Как сказано выше, Соловей конкретизировал вполне голословный, что для этого автора обычно, тезис Геллнера на русском материале. Он сделал это так:

«В нашем представлении фундаментальной причиной бифуркации начала XX в. послужило не социальное и политическое напряжение: современная историография, в общем, не склонна считать этот фактор решающим для крутого изменения исторической траектории страны29 – а социокультурное, экзистенциальное и этническое отчуждение между верхами и низами общества, обрушившее их бессознательное взаимодействие и придавшее объективно не столь уж серьезным конфликтам неразрешимый характер.

Революционная динамика начала XX в. фактически была национально-освободительной борьбой русского народа против чуждого ему (в социальном, культурном и этническом смыслах) правящего слоя и угнетающей империи. Эту глубинную психологическую подоплеку красной Смуты очень точно уловили евразийцы, назвавшие ее «подсознательным мятежом русских масс против доминирования европеизированного верхнего класса ренегатов»30. Симптоматично, что и в советском пропагандистском языке большевистская революция поначалу называлась именно “ (Великой) русской революцией», вызывая неизбежные коннотации с русской этничностью»31.

Сказано, на мой взгляд, предельно отчетливо и откровенно. Симптоматично – воспользуюсь и я этим словом – что Соловей открыто называет своих прямых предтеч в трактовке революционных событий: от евразийцев до советских пропагандистов ранне-большевистского периода, всячески маскировавших антирусскую суть революции по той же причине, по какой наиболее видные революционеры брали себе русские псевдонимы. Факт несомненной политической ангажированности тех и других требует привлечения корректирующих фильтров для трактовки их бездоказательных высказываний, но Соловей этого не делает, увы.

Говоря прямо, причинно-следственная связь указанного отчуждения верхов и низов с «красной Смутой» никем, и Соловьем в том числе, не доказана.
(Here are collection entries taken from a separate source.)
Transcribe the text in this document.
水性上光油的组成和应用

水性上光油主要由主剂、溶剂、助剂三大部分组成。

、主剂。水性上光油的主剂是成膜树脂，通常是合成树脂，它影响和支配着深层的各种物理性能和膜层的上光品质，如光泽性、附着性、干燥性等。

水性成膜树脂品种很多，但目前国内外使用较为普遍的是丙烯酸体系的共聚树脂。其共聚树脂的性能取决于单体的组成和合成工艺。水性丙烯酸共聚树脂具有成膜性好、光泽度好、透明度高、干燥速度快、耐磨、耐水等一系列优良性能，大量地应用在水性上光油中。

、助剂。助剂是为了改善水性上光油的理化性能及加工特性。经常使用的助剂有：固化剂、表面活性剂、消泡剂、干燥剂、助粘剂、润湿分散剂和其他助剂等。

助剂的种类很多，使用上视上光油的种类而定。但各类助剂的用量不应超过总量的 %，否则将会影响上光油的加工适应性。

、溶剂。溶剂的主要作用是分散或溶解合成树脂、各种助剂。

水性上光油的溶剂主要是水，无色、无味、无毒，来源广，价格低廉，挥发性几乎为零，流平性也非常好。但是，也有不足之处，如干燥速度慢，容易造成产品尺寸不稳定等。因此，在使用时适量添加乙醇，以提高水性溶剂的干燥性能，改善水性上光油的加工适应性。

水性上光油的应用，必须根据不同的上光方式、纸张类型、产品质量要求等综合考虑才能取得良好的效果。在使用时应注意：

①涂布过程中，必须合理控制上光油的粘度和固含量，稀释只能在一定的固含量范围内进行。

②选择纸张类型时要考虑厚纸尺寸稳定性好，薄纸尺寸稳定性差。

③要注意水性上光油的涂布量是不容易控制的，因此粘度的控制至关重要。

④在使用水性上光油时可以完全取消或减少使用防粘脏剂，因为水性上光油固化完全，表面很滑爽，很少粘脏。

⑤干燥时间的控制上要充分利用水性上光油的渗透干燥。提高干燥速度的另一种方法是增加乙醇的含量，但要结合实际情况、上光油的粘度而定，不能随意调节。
И с любой другой Смутой – тоже. Как известно, никакого отчуждения русских верхов от русских низов вообще не существовало до Раскола, русская нация была совершенно едина в культурном и бытовом отношении32. И оставалась – в целом – такой до конца царствования Петра Первого. Что не помешало первой в нашей истории жесточайшей Смуте случиться именно при этом замечательном полном единстве, да и другим «бифуркациям» типа восстаний Разина, Булавина или Болотникова, самосожжений раскольников – тоже.

Может быть, имеется какое-то принципиальное отличие «красной Смуты» от «просто Смуты», требующее объяснения через пресловутое «отчуждение»? Но Соловей его не показал. Почему же принцип культурно-бытового отчуждения, явно не применимый к эпохе Смуты, к русским смутам вообще, вдруг стал применим к Октябрю? Это нелогично.

Поэтому не вызывает никакого доверия цитированное выше излишне категорическое заявление автора: «Революционная динамика начала XX в. фактически была национально-освободительной борьбой русского народа против чуждого ему в социальном, культурном и этническом смыслах правящего слоя и угнетающей империи».

Между тем, это главная идея и главная неправда концепции Соловья.

Он всячески усугубляет, заостряет эту идею, эту неправду:

«Основную линию противостояния, путеводную нить революции составил конфликт русского народа с государством и правящими классами, который я предлагаю рассматривать не в социополитическом, а в этническом аспекте. Несколько упрощая, противостояли не классы, не общество и институты, а два народа: с одной стороны, русские, с другой – этнически, культурно и экзистенциально чуждая русским элита»33.

Налицо парадокс и логическое противоречие. Значительная часть докторской диссертации Соловья посвящена тому, что этнос есть, прежде всего, биологическая, а не социокультурная категория. При этом автор остроумно и едко высмеивает традиционные для этнологии, но совершенно алогичные попытки определять феномен – через эпифеномены: этничность – через культуру, язык, религию и т. п. Получается, что теперь Соловей резко противоречит сам себе. Если этнос – это биологическая общность, как он сам утверждает (и как оно безусловно есть на самом деле), то при чем тут вообще социокультурные различия отдельных фракций единой нации? Они не могут быть существенны.